Opera News, Critic’s Choice, February 2019
Kenneth Fuchs: Piano Concerto (“Spiritualist”); Poems of Life (For Countertenor and Orchestra);
Glacier (Concerto for Electric Guitar); Rush (Concerto for Alto Saxophone)
London Symphony Orchestra — JoAnn Falletta, conductor
Jeffrey Biegel, piano
Aryeh Nussbaum Cohen, countertenor
D. J. Sparr, electric guitar
Timothy McAllister, alto saxophone
Tim Hugh (cello)
Naxos (American Classics 8.559824)
Kenneth Fuchs (b. 1956) is a prolific American composer and professor of music composition at the University of Connecticut. He is a longtime friend and artistic collaborator of conductor JoAnn Falletta; this is the fifth album of Fuchs’s music that Falletta has recorded with the London Symphony on Naxos. This collection features Poems of Life, an eighteen-minute song cycle for countertenor and orchestra to poems by Judith G. Wolf.
Fuchs has arranged twelve of Wolf’s poems into five movements. The flow from one poem to the next within each movement is seamless, both musically and thematically. Collectively, Wolf’s poems traverse an emotional arc from the death of a loved one to spiritual transcendence. Fuchs shapes the cycle skillfully, starting with solo voice, then adding incrementally to the instrumentation. The countertenor, Aryeh Nussbaum Cohen, begins “Ethereal” with a pleasantly arching a cappella melody, a good depiction of the opening phrase (“A wisp of thought”). A solo cello answers the vocal line, then voice and cello counterpoint continues into the second poem, “Time Slips Away.” Nussbaum Cohen’s attractive, gently pulsating countertenor intertwines beautifully with Tim Hugh’s rich, singing cello tone.
That’s the Prologue. In Movement I, Fuchs introduces English horn and strings. Wolf’s poems clearly inspire Fuchs to creative tone painting, and he shows imagination within his primarily conservative harmonic sound world. Augmented seconds suggest exoticism, which is later reinforced by the gentle Ravelian swirls of “Watching for Death,” as more of the orchestra gradually joins in. The orchestra swells marvelously at the end of this poem. In the next one, “Face,” the harmony becomes more penetrating and pungent, but softens suitably on “It is lonely there / but comforting.” Nussbaum Cohen is subtle and expressive, with cushiony, admirably consistent tone that resonates comfortably with Fuchs’s lush orchestrations. In Movement II, “Forever Gone” veers into slushiness, but that may have been hard to avoid with lines like “Borne by gentle breezes / coasting on a down draft.” Fuchs goes back to solo voice for the Epilogue, then brings in expressive strings for the last poem, “Epiphany,” right on the word “God.” He pulls one last bit of piquant harmony out for the last line, “Am I dead or merely dreaming?”

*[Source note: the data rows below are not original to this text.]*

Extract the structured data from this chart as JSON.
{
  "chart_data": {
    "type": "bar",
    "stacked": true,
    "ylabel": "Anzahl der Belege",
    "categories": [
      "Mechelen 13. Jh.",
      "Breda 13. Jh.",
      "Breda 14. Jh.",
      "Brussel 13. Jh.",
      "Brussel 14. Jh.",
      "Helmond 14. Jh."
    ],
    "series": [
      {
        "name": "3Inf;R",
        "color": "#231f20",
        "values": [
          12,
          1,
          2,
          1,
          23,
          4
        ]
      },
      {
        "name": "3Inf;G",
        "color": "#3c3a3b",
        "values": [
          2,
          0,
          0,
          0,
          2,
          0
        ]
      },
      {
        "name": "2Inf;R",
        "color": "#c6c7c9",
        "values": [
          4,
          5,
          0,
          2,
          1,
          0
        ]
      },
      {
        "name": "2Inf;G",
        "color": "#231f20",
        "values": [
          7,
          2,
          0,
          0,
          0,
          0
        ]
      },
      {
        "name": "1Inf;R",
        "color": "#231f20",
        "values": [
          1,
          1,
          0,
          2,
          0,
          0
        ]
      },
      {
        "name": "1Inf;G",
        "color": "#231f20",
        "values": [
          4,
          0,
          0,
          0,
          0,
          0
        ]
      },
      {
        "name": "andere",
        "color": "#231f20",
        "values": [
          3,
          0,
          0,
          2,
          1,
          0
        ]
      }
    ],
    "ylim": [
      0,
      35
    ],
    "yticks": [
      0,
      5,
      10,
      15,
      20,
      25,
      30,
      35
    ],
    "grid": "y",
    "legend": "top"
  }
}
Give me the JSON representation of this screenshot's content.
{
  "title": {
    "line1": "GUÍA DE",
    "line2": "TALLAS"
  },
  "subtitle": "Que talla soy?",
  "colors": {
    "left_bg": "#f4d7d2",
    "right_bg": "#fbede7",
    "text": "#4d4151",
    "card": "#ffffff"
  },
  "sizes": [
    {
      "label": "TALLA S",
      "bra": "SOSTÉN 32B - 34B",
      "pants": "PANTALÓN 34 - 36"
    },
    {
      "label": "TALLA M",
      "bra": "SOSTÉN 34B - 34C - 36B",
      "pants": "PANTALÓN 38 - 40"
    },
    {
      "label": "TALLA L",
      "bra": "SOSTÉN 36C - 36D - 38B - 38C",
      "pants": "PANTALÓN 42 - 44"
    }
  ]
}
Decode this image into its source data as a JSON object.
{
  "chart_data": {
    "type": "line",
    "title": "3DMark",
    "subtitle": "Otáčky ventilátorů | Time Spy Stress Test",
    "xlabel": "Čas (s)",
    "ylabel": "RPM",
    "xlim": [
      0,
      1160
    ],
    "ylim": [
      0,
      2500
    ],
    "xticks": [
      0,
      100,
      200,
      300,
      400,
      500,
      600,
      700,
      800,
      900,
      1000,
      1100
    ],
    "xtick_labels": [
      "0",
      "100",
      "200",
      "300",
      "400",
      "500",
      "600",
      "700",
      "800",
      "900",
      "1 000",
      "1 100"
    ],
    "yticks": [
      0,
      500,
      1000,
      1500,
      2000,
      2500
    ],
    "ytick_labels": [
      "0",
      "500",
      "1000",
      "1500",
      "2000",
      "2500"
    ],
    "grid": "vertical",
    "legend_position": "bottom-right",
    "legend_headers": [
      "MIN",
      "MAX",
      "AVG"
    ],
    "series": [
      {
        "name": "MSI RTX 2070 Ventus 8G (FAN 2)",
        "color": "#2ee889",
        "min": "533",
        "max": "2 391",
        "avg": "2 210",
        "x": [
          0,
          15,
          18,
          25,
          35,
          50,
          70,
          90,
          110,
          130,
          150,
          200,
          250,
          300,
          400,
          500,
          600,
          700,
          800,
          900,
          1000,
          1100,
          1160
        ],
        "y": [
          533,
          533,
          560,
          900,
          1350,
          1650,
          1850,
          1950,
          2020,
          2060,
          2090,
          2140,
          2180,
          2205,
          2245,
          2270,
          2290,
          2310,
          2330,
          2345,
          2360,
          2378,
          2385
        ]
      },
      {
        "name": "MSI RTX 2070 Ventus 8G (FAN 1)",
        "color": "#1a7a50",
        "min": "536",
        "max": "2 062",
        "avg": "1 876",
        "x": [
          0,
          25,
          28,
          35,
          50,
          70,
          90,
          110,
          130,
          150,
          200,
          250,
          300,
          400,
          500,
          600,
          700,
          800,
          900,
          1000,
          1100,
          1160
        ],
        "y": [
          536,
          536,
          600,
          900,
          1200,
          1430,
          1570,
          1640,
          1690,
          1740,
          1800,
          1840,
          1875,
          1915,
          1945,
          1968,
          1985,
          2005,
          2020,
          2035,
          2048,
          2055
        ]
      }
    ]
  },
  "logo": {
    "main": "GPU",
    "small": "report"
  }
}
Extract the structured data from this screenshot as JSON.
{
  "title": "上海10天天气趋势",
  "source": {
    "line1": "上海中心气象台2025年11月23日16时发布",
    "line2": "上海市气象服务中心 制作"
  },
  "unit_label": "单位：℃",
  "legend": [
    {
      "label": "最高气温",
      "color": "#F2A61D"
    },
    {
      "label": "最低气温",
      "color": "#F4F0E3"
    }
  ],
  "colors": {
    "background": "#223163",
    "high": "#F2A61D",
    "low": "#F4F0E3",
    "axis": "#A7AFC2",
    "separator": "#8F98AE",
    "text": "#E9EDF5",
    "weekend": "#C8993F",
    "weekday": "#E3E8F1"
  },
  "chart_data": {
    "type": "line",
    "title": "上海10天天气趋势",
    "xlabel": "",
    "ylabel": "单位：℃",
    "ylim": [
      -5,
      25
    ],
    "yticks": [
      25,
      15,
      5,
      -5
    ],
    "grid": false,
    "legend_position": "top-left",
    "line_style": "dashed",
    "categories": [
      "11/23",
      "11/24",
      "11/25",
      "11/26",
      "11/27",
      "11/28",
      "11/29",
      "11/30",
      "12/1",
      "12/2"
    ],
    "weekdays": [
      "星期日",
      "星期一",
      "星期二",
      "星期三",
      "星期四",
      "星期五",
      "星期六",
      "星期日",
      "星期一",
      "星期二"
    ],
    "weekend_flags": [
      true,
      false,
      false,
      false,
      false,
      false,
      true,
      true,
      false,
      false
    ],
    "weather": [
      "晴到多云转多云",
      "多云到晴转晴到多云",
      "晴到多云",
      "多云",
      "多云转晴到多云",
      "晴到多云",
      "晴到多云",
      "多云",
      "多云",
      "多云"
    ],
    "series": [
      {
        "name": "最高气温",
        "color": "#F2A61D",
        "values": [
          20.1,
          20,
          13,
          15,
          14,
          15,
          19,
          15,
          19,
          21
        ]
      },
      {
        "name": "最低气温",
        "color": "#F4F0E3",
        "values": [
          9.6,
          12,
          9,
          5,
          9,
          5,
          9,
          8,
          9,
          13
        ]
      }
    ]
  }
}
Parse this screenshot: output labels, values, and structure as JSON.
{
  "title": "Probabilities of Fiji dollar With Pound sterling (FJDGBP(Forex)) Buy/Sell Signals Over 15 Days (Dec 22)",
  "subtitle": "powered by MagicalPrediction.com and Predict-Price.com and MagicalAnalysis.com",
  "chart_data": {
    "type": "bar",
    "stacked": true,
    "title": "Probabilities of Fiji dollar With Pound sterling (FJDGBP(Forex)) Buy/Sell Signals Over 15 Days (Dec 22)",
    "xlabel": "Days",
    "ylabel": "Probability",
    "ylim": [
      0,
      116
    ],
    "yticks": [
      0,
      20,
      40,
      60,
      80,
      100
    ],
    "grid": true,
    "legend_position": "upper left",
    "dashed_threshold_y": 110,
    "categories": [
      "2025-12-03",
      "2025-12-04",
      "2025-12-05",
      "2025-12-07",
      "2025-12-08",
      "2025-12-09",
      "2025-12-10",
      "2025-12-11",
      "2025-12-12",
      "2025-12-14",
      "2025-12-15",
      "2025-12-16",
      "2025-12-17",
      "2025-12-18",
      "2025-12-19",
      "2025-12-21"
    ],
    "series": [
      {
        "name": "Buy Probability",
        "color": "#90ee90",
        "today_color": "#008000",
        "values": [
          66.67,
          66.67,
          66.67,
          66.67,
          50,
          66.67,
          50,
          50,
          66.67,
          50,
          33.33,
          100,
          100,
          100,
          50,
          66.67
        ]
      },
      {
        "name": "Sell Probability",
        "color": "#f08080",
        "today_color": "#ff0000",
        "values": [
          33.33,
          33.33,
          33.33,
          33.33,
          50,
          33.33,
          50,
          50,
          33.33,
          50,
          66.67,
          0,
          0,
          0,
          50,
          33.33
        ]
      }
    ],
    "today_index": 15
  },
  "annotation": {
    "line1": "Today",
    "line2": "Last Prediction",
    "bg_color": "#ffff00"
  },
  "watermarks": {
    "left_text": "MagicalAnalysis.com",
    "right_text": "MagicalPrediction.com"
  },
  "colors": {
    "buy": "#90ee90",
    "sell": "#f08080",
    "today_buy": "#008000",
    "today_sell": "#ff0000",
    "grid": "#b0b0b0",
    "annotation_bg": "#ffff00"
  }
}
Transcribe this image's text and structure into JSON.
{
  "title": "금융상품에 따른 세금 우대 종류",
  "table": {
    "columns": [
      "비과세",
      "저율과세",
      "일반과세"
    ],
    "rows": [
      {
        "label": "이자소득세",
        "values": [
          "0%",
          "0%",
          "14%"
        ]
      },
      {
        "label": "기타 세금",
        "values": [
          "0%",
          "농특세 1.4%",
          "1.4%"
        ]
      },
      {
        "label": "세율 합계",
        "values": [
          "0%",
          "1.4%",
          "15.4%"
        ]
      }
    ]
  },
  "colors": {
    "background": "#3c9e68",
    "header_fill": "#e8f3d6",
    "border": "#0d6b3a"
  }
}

The disc also features a set of three concertos. The piano concerto, subtitled “‘Spiritualist’ (After Three Paintings by Helen Frankenthaler),” is fully diatonic for most of its running time, but has some welcome tangy interjections in the second and third movements. Glacier, the electric guitar concerto, isn’t driving or grinding in the exciting way one might imagine; possibly the title may have been a clue to this. Happily, it becomes edgy and syncopated toward the end of the fourth movement, complete with a solo break and distorted riffs.
Timothy McAllister delivers unusually pure and sweet tone in the cadenzas of Rush, the alto saxophone concerto. Pianist Jeffrey Biegel and guitarist D. J. Sparr also provide expert performances in their respective solo pieces. Falletta shows a clear affinity throughout for Fuchs’s warm, spacious, neo-Romantic idiom, and the LSO responds with lush yet pristine playing.